NASHVILLE (AP) — Republican lawmakers in Tennessee could be voting within days on whether to ban most businesses from solely requiring proof of COVID-19 vaccination for their customers and workers and severely limit when companies and government entities — including schools — can require masks.
Lawmakers on Thursday quickly advanced the measure carrying the prohibitions, despite growing opposition from the business community, and could vote by week's end. Prominent groups asked lawmakers not to put them in "an impossible position between federal and state mandates," including the upcoming employer vaccination mandate announced by President Joe Biden. They said conflicting mandates could "subject employers to potentially crippling litigation costs."
The bill carries additional wide-ranging implications, including an assurance that those fired for resisting a COVID-19 vaccine mandate can receive unemployment benefits. The Senate's Republican majority leader, Jack Johnson, clarified that the legislation would allow businesses like entertainment venues to require either proof of a COVID-19 vaccine or a negative COVID-19 test.
Johnson acknowledged some of the limits on business are "contrary to some of the tenets that we hold very sacred," but that he views the legislation as "a roadmap for getting us into the future, to get this terrible chapter of our lives behind us."
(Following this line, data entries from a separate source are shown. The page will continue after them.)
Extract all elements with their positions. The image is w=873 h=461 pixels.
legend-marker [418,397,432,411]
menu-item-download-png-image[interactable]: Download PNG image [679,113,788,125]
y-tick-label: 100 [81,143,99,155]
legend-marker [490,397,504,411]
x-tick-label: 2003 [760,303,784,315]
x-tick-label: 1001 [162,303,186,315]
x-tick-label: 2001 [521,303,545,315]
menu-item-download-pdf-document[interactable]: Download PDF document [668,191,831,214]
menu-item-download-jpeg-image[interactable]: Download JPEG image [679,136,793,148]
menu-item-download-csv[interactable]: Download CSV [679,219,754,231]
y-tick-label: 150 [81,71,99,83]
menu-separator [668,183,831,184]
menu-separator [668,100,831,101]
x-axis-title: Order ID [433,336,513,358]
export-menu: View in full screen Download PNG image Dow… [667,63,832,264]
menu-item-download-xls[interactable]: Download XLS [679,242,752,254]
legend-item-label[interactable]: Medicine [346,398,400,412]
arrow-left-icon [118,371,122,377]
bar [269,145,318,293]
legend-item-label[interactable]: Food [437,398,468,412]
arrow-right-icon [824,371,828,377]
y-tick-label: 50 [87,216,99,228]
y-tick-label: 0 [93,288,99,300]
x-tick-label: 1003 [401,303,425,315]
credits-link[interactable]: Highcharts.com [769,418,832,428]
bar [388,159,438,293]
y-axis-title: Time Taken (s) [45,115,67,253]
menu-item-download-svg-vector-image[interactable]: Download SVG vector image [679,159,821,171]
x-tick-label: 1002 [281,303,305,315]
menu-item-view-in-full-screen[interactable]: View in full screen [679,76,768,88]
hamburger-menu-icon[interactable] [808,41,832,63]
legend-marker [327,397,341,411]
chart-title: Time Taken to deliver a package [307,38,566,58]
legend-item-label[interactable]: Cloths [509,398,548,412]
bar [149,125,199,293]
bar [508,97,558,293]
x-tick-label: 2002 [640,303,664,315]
They also moved forward bills aimed at changing how school boards are elected, addressing how district attorneys decide what to prosecute, and limiting the power six large independent county health departments have to make their own preventative health orders during a pandemic.
The handful of bills that advanced are backed by the General Assembly's top Republican leaders, signaling they might be positioning themselves to adjourn their special session by Friday, after gaveling in Wednesday.
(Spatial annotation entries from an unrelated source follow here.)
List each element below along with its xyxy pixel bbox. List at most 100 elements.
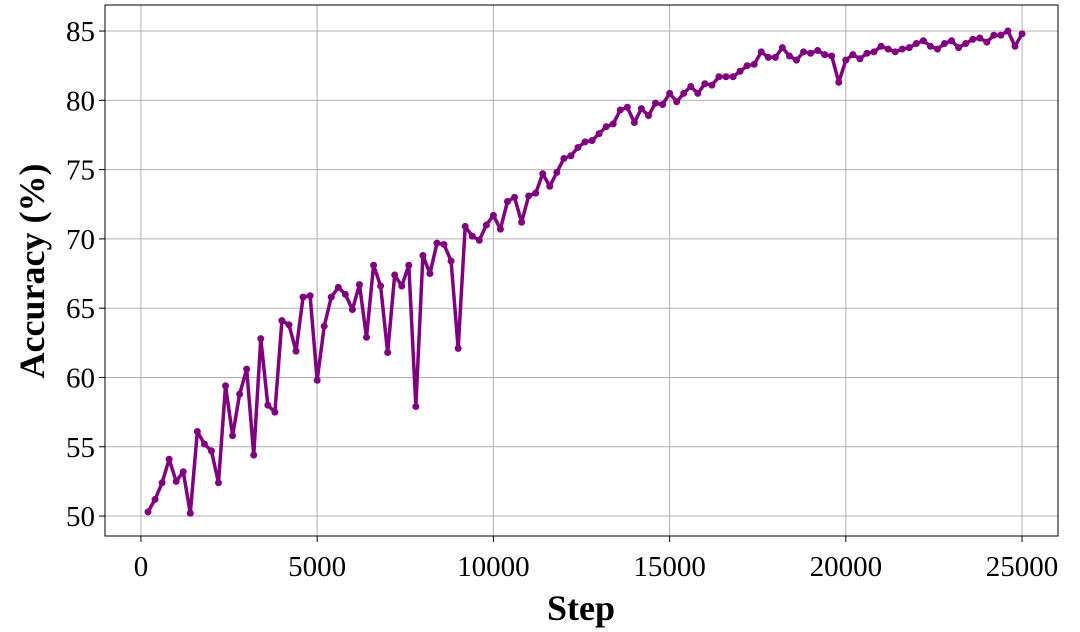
data-point	[870, 48, 878, 56]
data-point	[800, 48, 808, 56]
data-point	[764, 53, 772, 61]
data-point	[454, 344, 462, 352]
x-tick-label: 25000	[986, 551, 1059, 583]
data-point	[659, 100, 667, 108]
data-point	[440, 240, 448, 248]
data-point	[250, 451, 258, 459]
data-point	[821, 51, 829, 59]
data-point	[955, 44, 963, 52]
data-point	[278, 317, 286, 325]
data-point	[644, 112, 652, 120]
data-point	[687, 82, 695, 90]
data-point	[546, 182, 554, 190]
data-point	[912, 40, 920, 48]
data-point	[757, 48, 765, 56]
plot-frame	[104, 4, 1059, 537]
x-axis-label: Step	[547, 588, 615, 628]
data-point	[355, 281, 363, 289]
data-point	[306, 292, 314, 300]
data-point	[229, 432, 237, 440]
data-point	[489, 211, 497, 219]
data-point	[370, 261, 378, 269]
data-point	[926, 42, 934, 50]
data-point	[652, 99, 660, 107]
data-point	[320, 322, 328, 330]
data-point	[433, 239, 441, 247]
data-point	[214, 479, 222, 487]
x-tick-label: 20000	[810, 551, 883, 583]
y-tick-label: 70	[66, 224, 95, 256]
data-point	[856, 55, 864, 63]
y-tick-label: 50	[66, 501, 95, 533]
data-point	[532, 189, 540, 197]
data-point	[849, 51, 857, 59]
data-point	[285, 321, 293, 329]
data-point	[595, 130, 603, 138]
data-point	[891, 48, 899, 56]
data-point	[447, 257, 455, 265]
data-point	[574, 143, 582, 151]
data-point	[680, 89, 688, 97]
data-point	[405, 261, 413, 269]
data-point	[426, 270, 434, 278]
data-point	[186, 509, 194, 517]
data-point	[877, 42, 885, 50]
data-point	[271, 408, 279, 416]
y-tick-label: 75	[66, 155, 95, 187]
data-point	[553, 168, 561, 176]
data-point	[807, 49, 815, 57]
data-point	[1004, 27, 1012, 35]
y-tick-label: 80	[66, 85, 95, 117]
y-tick-label: 65	[66, 293, 95, 325]
data-point	[292, 347, 300, 355]
data-point	[701, 80, 709, 88]
data-point	[299, 293, 307, 301]
data-point	[588, 137, 596, 145]
data-point	[962, 40, 970, 48]
data-point	[496, 225, 504, 233]
data-point	[828, 52, 836, 60]
y-tick-label: 55	[66, 432, 95, 464]
data-point	[997, 31, 1005, 39]
data-point	[976, 34, 984, 42]
data-point	[729, 73, 737, 81]
data-point	[363, 333, 371, 341]
data-point	[771, 53, 779, 61]
data-point	[144, 508, 152, 516]
data-point	[327, 293, 335, 301]
data-point	[482, 221, 490, 229]
data-point	[616, 106, 624, 114]
x-tick-label: 15000	[633, 551, 706, 583]
data-point	[941, 40, 949, 48]
data-point	[623, 103, 631, 111]
data-point	[933, 45, 941, 53]
y-tick-label: 60	[66, 362, 95, 394]
data-point	[539, 170, 547, 178]
data-point	[525, 192, 533, 200]
data-point	[475, 236, 483, 244]
data-point	[334, 283, 342, 291]
x-tick-label: 10000	[457, 551, 530, 583]
data-point	[884, 45, 892, 53]
data-point	[905, 44, 913, 52]
data-point	[990, 31, 998, 39]
data-point	[384, 349, 392, 357]
data-point	[835, 78, 843, 86]
data-point	[200, 440, 208, 448]
data-point	[722, 73, 730, 81]
data-point	[193, 428, 201, 436]
data-point	[236, 390, 244, 398]
data-point	[503, 197, 511, 205]
data-point	[785, 52, 793, 60]
x-tick-label: 0	[134, 551, 149, 583]
data-point	[341, 290, 349, 298]
data-point	[863, 49, 871, 57]
data-point	[518, 218, 526, 226]
data-point	[778, 44, 786, 52]
data-point	[842, 56, 850, 64]
data-point	[750, 60, 758, 68]
data-point	[736, 67, 744, 75]
data-point	[222, 382, 230, 390]
data-line	[146, 29, 1024, 516]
The main bill would prohibit requiring proof of vaccination at businesses and government agencies, though lawmakers have previously largely barred the practice from public entities. Medicaid and Medicare providers, including hospitals, for example, could still have vaccine and mask requirements.
The legislation would set strict limits on when government entities, including public K-12 and higher education schools, or certain businesses can require wearing masks. They would need to have a county infection rate of 1,000 new infections of COVID-19 for every 100,000 residents over 14 days, which no county currently has. Religious and medical exemptions would be required. There's still disagreement over whether the limitations would apply to all businesses or just those receiving state funding.
Earlier Thursday, about 30 prominent business entities ranging from the Tennessee Chamber of Commerce & Industry to the Tennessee Trucking Association said they oppose legislation that would "outright remove the ability of an employer to determine their own vaccination and mask policies," calling it an "unnecessary government intrusion."
One proposal that gained traction Thursday targets elected district attorneys who publicly decline to enforce certain policies. If approved, the Attorney General's office could petition a court to replace district attorneys who "peremptorily and categorically" refuse to prosecute certain laws.
It's an issue that has sparked national tension as more progressive prosecutors have declined to enforce policies handed down by conservative lawmakers.
Particularly in Tennessee, Republicans have pointed to Nashville District Attorney Glenn Funk, who publicly stated he won't prosecute multiple hot-button policies that target abortion rights, transgender people, mask requirements in schools and small marijuana possession cases.
It's unknown how much of a difference lawmakers might make. Tennessee's Constitution already says that when a district attorney "fails or refuses to attend and prosecute according to law, the court shall have power to appoint an attorney pro tempore." Yet backers of the bill argue that the new measure sets up a process for what the state's Constitution already states.
A separate proposal would allow school board candidates to become partisan by declaring their political party affiliation while running for office. However, as of Thursday, the House and Senate versions differed slightly on exactly the requirements for making such change.
The topic has alarmed education advocates who argue the current system — where school board races are nonpartisan — prevents divisive political rhetoric from bleeding into key local positions.
Republican lawmakers counter that school boards have been at the forefront of the country's most heated topics for the past year, pointing to explosive debates over mask mandates and how race and extremism are taught in schools.